Mysterious Object “G2″ at Galactic Center is Actually Binary Star

An image from W. M. Keck Observatory near infrared data shows that G2 survived its closest approach to the black hole and continues happily on its orbit. The green circle just to its right depicts the location of the invisible supermassive black hole. Credit: Andrea Ghez, Gunther Witzel/UCLA Galactic Center Group/W. M. Keck Observatory

An image from W. M. Keck Observatory near infrared data shows that G2 survived its closest approach to the black hole and continues happily on its orbit. The green circle just to its right depicts the location of the invisible supermassive black hole.
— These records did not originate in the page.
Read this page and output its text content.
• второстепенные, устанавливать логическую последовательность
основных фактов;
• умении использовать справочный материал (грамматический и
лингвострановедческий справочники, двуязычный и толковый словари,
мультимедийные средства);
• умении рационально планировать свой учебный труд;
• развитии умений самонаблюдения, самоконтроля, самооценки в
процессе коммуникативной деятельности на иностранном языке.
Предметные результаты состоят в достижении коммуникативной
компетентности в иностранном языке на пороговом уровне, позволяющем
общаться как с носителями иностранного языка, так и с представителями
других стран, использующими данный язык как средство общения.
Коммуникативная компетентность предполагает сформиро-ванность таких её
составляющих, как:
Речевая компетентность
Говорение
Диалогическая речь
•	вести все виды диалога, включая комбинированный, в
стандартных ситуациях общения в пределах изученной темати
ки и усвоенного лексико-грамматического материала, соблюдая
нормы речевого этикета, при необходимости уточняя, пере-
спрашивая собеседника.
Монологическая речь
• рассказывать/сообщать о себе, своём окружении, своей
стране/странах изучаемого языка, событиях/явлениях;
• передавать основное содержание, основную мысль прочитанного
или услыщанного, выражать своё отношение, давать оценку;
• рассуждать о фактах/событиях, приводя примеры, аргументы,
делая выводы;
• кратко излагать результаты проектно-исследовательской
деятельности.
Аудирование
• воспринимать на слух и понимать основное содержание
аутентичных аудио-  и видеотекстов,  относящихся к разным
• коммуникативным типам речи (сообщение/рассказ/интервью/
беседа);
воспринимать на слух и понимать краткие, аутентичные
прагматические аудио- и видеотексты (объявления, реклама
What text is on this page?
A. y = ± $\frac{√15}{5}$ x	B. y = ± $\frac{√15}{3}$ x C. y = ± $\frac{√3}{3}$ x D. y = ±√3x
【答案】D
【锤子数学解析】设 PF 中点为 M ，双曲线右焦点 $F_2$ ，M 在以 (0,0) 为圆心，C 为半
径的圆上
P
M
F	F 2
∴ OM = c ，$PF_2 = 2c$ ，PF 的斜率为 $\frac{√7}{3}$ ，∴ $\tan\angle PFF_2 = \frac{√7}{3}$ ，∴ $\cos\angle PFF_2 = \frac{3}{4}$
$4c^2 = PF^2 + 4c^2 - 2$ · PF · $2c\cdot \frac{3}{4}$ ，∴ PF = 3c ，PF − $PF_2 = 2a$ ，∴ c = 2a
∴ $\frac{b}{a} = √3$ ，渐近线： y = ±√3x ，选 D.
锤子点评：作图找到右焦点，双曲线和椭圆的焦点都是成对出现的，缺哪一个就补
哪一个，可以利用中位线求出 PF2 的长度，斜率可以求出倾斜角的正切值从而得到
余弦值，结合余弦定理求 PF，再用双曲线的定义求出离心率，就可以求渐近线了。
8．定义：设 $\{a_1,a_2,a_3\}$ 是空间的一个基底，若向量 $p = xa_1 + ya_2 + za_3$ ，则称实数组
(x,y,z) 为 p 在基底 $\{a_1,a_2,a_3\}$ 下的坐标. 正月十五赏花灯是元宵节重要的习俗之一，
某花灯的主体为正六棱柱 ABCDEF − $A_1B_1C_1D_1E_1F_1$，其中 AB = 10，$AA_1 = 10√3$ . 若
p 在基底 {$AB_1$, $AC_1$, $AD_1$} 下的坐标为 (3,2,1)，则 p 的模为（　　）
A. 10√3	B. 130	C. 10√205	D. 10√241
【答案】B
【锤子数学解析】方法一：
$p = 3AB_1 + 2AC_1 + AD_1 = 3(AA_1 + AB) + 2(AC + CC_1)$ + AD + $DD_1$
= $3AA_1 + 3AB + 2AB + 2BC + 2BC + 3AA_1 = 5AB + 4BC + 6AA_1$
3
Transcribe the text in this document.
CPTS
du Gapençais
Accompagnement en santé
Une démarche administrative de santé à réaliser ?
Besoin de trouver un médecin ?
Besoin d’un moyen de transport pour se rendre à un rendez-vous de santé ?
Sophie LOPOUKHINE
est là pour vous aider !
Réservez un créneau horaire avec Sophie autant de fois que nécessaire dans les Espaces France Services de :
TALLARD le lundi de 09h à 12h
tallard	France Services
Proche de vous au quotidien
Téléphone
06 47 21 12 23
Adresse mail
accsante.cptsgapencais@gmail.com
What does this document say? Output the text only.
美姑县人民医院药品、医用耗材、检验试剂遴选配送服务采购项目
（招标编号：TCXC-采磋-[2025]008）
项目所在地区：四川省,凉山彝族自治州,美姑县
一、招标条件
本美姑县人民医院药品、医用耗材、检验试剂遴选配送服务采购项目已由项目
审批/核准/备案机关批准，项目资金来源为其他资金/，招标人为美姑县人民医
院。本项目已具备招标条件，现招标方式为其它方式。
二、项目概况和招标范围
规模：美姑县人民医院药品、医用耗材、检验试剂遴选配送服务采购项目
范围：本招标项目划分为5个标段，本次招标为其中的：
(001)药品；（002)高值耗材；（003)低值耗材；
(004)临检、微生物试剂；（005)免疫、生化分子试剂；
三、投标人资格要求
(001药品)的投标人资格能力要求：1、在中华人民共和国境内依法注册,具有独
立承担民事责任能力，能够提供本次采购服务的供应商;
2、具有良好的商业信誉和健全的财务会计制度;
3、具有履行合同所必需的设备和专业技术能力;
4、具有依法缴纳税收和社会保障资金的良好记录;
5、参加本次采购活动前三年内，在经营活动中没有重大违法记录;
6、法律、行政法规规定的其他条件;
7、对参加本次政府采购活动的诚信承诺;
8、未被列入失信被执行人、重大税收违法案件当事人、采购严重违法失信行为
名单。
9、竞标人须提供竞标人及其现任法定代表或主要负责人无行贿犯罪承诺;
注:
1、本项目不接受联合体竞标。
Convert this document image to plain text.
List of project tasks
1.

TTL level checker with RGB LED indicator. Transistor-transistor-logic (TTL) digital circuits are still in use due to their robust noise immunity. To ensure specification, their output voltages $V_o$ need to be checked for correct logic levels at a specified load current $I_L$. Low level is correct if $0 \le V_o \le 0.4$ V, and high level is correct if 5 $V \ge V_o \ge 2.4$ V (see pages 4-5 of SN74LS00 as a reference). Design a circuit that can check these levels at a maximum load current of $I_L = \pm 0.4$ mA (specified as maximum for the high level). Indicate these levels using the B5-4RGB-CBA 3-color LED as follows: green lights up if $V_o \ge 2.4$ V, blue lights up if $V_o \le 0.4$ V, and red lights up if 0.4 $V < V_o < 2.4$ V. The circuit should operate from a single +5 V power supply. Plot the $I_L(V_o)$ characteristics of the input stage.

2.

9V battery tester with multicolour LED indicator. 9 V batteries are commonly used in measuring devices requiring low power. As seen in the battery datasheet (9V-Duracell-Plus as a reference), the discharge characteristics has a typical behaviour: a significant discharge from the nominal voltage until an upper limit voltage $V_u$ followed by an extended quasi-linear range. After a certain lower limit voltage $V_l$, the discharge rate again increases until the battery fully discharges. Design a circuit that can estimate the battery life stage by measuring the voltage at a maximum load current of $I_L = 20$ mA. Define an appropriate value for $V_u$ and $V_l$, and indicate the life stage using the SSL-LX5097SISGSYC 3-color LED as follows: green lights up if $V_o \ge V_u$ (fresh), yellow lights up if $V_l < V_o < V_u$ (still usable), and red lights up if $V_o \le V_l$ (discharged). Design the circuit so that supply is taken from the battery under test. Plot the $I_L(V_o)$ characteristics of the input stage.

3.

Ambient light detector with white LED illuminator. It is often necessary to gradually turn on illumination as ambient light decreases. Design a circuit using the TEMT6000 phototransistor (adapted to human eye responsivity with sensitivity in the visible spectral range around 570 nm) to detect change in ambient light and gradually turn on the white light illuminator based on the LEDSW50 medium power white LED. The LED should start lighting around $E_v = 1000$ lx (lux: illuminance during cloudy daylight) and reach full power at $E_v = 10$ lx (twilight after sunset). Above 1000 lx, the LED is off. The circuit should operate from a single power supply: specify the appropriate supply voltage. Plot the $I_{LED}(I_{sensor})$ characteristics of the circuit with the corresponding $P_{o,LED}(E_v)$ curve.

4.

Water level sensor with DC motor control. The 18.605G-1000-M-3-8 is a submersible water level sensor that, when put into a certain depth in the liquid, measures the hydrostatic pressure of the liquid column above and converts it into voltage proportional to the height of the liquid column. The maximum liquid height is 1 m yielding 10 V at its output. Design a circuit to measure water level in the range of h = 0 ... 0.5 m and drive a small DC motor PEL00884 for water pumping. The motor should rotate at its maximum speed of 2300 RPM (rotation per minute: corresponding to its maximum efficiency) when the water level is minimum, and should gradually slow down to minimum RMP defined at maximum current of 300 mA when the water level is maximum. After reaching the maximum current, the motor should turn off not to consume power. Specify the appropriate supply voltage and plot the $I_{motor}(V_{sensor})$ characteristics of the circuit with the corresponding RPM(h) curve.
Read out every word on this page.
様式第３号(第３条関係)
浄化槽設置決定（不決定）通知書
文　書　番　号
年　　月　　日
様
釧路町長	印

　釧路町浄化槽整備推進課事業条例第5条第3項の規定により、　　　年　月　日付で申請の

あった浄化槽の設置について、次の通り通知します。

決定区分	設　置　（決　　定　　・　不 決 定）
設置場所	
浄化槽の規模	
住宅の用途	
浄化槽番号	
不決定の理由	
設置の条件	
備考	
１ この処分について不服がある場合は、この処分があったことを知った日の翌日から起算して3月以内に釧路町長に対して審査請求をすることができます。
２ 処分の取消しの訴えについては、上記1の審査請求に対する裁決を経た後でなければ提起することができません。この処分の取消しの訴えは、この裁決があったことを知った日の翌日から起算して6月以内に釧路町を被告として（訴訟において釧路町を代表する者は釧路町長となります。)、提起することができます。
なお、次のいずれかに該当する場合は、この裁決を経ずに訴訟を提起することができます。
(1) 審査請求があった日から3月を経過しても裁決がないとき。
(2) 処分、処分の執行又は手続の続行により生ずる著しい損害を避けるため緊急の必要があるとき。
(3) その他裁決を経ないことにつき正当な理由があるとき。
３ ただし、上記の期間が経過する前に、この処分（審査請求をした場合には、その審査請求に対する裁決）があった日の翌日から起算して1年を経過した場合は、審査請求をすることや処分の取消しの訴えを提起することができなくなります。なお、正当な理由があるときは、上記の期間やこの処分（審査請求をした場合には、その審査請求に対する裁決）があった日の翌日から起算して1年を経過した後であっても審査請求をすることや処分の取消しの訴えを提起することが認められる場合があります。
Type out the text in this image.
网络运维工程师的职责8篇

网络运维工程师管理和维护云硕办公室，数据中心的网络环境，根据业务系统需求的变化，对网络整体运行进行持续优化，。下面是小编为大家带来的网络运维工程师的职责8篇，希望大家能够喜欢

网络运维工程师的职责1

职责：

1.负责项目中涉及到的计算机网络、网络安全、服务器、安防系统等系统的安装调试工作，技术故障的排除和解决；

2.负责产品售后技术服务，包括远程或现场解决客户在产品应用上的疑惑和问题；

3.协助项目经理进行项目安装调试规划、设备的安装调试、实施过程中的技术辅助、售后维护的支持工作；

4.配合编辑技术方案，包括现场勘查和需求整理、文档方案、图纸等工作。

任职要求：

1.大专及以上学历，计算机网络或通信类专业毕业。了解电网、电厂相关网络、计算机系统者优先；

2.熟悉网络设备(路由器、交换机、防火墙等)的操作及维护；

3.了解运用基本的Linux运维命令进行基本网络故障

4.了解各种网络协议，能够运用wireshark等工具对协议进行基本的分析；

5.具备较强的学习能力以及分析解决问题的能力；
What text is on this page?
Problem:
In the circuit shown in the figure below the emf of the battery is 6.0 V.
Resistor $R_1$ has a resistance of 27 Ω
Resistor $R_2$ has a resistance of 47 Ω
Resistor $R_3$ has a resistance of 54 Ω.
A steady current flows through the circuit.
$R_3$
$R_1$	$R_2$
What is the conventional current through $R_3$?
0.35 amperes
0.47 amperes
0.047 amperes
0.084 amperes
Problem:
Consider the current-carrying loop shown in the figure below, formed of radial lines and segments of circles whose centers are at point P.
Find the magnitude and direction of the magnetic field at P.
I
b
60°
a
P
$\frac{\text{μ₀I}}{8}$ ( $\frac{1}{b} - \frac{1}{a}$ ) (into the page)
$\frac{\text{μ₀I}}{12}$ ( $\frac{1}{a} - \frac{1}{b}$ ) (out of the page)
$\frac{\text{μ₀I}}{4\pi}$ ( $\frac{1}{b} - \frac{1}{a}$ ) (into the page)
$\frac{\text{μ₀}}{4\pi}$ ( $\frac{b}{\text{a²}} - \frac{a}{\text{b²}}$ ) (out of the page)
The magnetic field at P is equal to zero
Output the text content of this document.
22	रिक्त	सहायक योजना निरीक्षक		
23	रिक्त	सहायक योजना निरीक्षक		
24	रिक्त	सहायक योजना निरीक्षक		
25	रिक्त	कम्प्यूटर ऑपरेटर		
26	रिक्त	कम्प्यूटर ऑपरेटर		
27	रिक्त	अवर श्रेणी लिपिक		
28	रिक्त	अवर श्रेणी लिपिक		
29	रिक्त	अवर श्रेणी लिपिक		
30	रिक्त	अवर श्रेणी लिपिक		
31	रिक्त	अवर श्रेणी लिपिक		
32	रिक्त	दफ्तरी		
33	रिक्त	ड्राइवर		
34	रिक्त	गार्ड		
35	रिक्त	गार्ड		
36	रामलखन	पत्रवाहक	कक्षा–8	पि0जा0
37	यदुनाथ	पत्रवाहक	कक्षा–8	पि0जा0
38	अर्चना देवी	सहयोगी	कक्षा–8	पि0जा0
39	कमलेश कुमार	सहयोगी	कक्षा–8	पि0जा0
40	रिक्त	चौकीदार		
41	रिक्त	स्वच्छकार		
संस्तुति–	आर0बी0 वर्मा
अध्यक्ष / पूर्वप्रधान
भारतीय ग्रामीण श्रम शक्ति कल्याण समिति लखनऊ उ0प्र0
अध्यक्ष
Credit: Andrea Ghez, Gunther Witzel/UCLA Galactic Center Group/W. M. Keck Observatory

A mysterious object swinging around the supermassive black hole in the center our galaxy has surprised astronomers by actually surviving what many thought would be a devastating encounter. And with its survival, researchers have finally been able to solve the conundrum of what the object – known as G2 — actually is. Since G2 was discovered in 2011, there was a debate whether it was a huge cloud of hydrogen gas or a star surrounded by gas. Turns out, it was neither … or actually, all of the above, and more.

Astronomers now say that G2 is most likely a pair of binary stars that had been orbiting the black hole in tandem and merged together into an extremely large star, cloaked in gas and dust.